Avian cytosolic 3-hydroxy-3-methylglutaryl-CoA synthase: evaluation of the role of cysteines in reaction chemistry.

The pH dependence of avian cytosolic HMG-CoA synthase activity is fit by a titration curve with a pK = 8.6. The observation of optimal activity at alkaline pH and the insensitivity of pK to divalent cation concentration suggest that the pK reflects ionization of an amino-acid side chain (e.g., cysteinyl sulfhydryl) rather than substrate enolization.

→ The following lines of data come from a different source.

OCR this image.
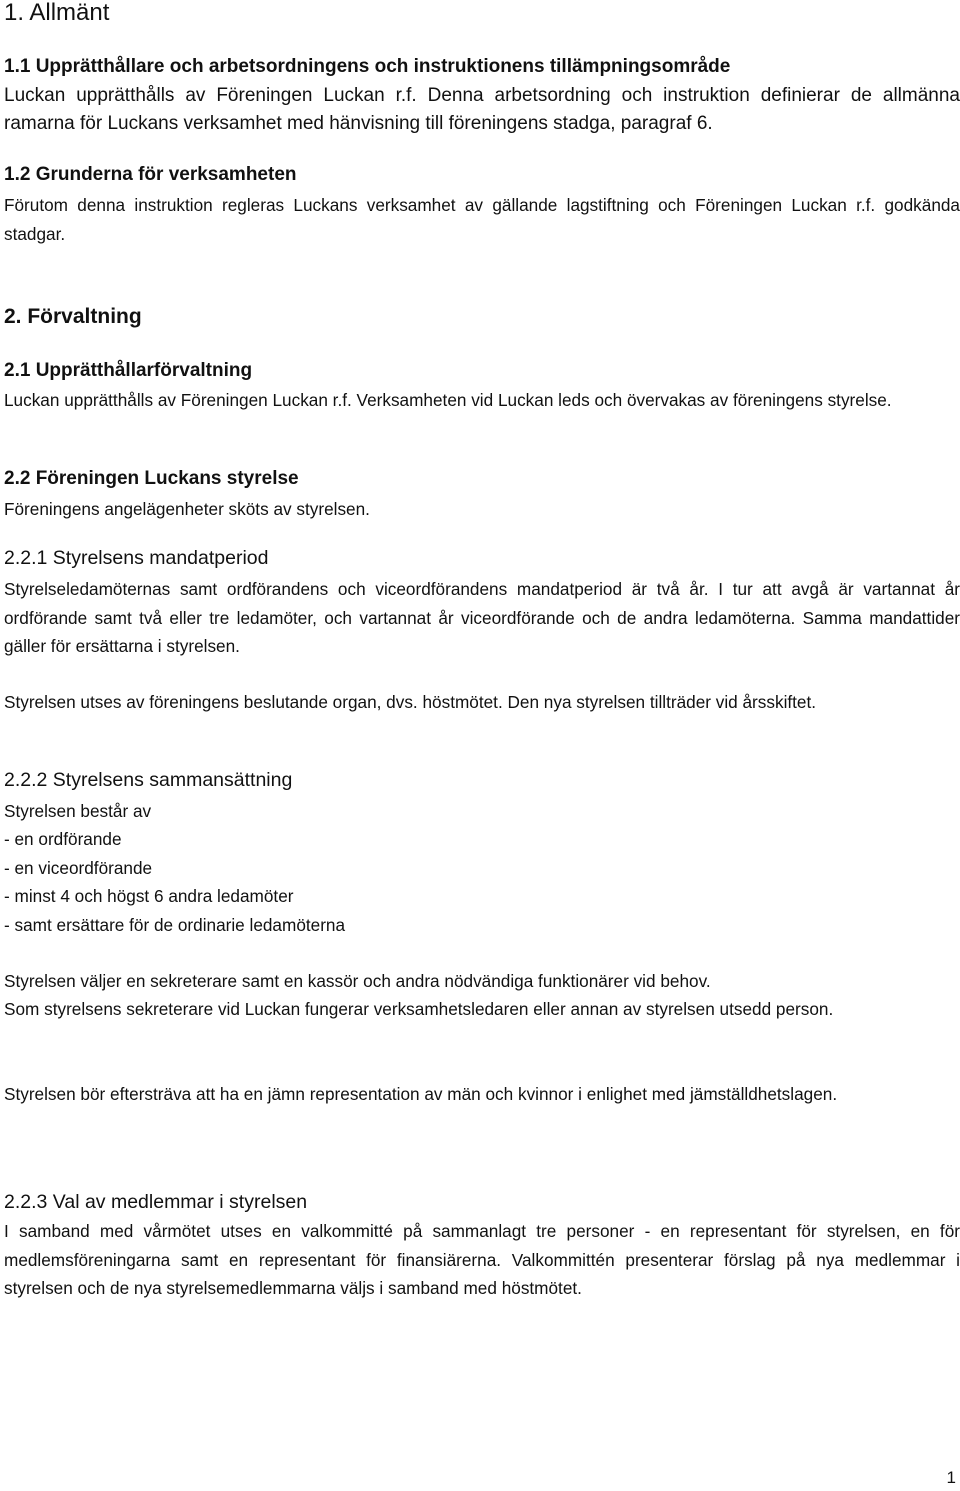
1. Allmänt
1.1 Upprätthållare och arbetsordningens och instruktionens tillämpningsområde

Luckan upprätthålls av Föreningen Luckan r.f. Denna arbetsordning och instruktion definierar de allmänna ramarna för Luckans verksamhet med hänvisning till föreningens stadga, paragraf 6.

1.2 Grunderna för verksamheten

Förutom denna instruktion regleras Luckans verksamhet av gällande lagstiftning och Föreningen Luckan r.f. godkända stadgar.

2. Förvaltning
2.1 Upprätthållarförvaltning

Luckan upprätthålls av Föreningen Luckan r.f. Verksamheten vid Luckan leds och övervakas av föreningens styrelse.

2.2 Föreningen Luckans styrelse

Föreningens angelägenheter sköts av styrelsen.

2.2.1 Styrelsens mandatperiod

Styrelseledamöternas samt ordförandens och viceordförandens mandatperiod är två år. I tur att avgå är vartannat år ordförande samt två eller tre ledamöter, och vartannat år viceordförande och de andra ledamöterna. Samma mandattider gäller för ersättarna i styrelsen.

Styrelsen utses av föreningens beslutande organ, dvs. höstmötet. Den nya styrelsen tillträder vid årsskiftet.

2.2.2 Styrelsens sammansättning

Styrelsen består av

- en ordförande
- en viceordförande
- minst 4 och högst 6 andra ledamöter
- samt ersättare för de ordinarie ledamöterna

Styrelsen väljer en sekreterare samt en kassör och andra nödvändiga funktionärer vid behov.

Som styrelsens sekreterare vid Luckan fungerar verksamhetsledaren eller annan av styrelsen utsedd person.

Styrelsen bör eftersträva att ha en jämn representation av män och kvinnor i enlighet med jämställdhetslagen.

2.2.3 Val av medlemmar i styrelsen

I samband med vårmötet utses en valkommitté på sammanlagt tre personer - en representant för styrelsen, en för medlemsföreningarna samt en representant för finansiärerna. Valkommittén presenterar förslag på nya medlemmar i styrelsen och de nya styrelsemedlemmarna väljs i samband med höstmötet.

1
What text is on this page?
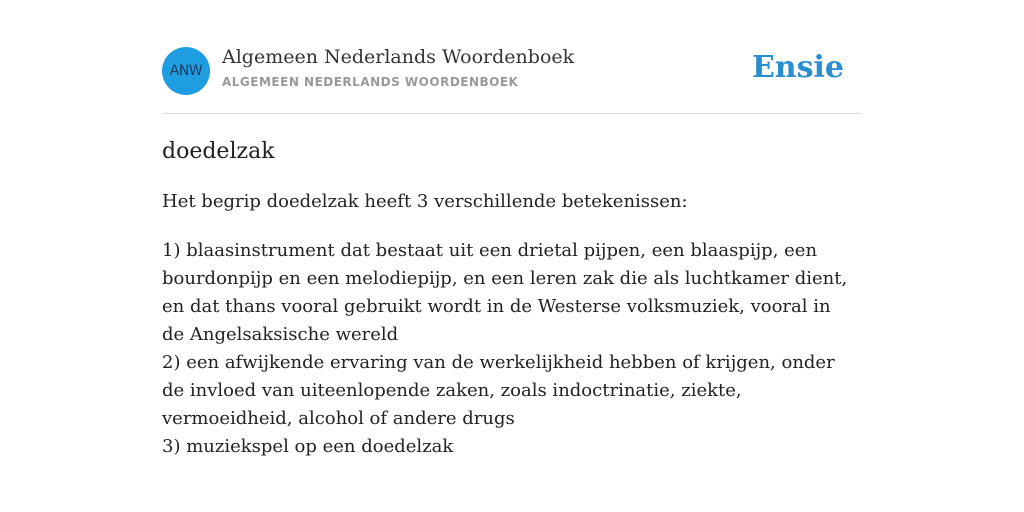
ANW
Algemeen Nederlands Woordenboek
ALGEMEEN NEDERLANDS WOORDENBOEK	Ensie
doedelzak

Het begrip doedelzak heeft 3 verschillende betekenissen:

1) blaasinstrument dat bestaat uit een drietal pijpen, een blaaspijp, een bourdonpijp en een melodiepijp, en een leren zak die als luchtkamer dient, en dat thans vooral gebruikt wordt in de Westerse volksmuziek, vooral in de Angelsaksische wereld
2) een afwijkende ervaring van de werkelijkheid hebben of krijgen, onder de invloed van uiteenlopende zaken, zoals indoctrinatie, ziekte, vermoeidheid, alcohol of andere drugs
3) muziekspel op een doedelzak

Upon reaction of 3-chloropropionyl-CoA with HMG-CoA synthase C129S, an enzyme variant lacking the sulfhydryl group normally targeted by this mechanism-based inhibitor, stoichiometric modification occurs. Amino-acid analysis indicates that cysteine is the principal target in C129S enzyme, demonstrating the presence of a second reactive cysteine within this enzyme. To test whether another cysteine functions in reaction chemistry, conserved cysteines were identified by sequence homology analysis. Five cysteine residues (C59, C69, C224, C232, C268), invariant in the nine sequences available for various eukaryotic HMG-CoA synthase isozymes, were individually replaced by alanine in a series of mutant enzymes. Kinetic analyses of the isolated mutant HMG-CoA synthases indicate that none of these is crucial to the chemistry that results in production of HMG-CoA. These results further distinguish the HMG-CoA synthase reaction from the related condensation of acyl-CoA substrates catalyzed by beta-ketothiolase.